Dealing with personal information that is no longer necessary
APP 11.2 provides that if an entity no longer needs to hold an individual’s personal information, the entity must take reasonable steps to destroy or de-identity the information (subject to retention requirements in other Australian laws or court order).
Proposal 21.5 of the Report suggests enhancing the current OAIC Guidelines in relation to APP 11.2, to provide detailed guidance that more clearly articulates the reasonable steps for APP entities to undertake to destroy or de-identify personal information that is no longer required to be held.
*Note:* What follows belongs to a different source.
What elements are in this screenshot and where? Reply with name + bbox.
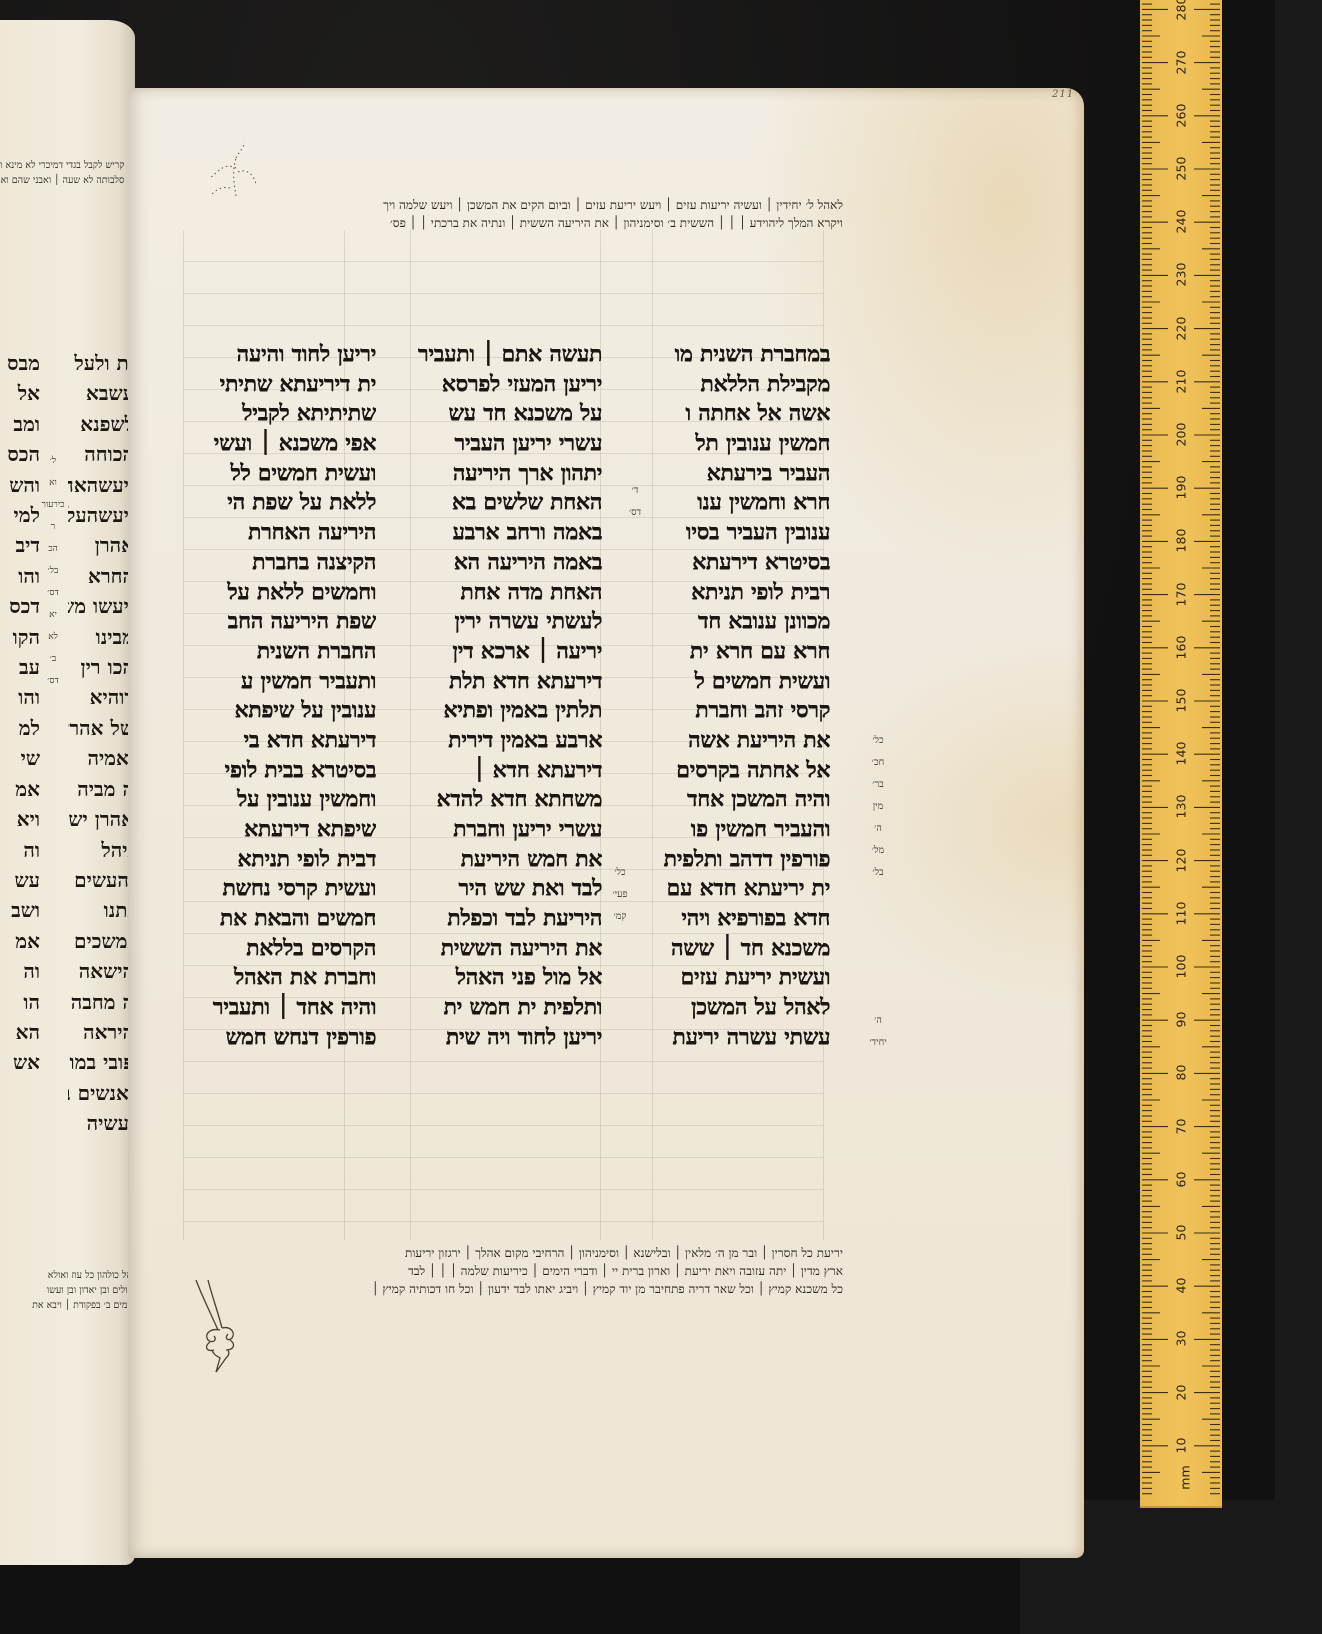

The Report noted that many entities do not take active steps to determine appropriate retention policies. Proposal 21.7 of the Report therefore recommends that APP entities establish their own maximum and minimum retention periods for the personal information they hold, considering the type, sensitivity, and purpose of the information, as well as the entity’s organisational needs and any legal obligations.
Under the AML/CTF Act, reporting entities must keep records related to their AML/CTF program and customer due diligence (CDD) procedures for at least seven years from the transaction date. This includes records of customer identification and verification (e.g., name, date of birth, and address), ongoing customer due diligence, and suspicious matter reports.
AML/CTF reporting entities are also required to have appropriate systems and processes to ensure the integrity, accuracy, and accessibility of their records, including controls to prevent alteration, destruction, or loss of records, and ensuring the ability to retrieve and provide records to regulators and law enforcement agencies upon request.
Therefore, similar to the proposals mentioned above, it will be necessary for reporting entities to examine their policies for storing and retaining personal information to ensure that they conform to the updated privacy requirements.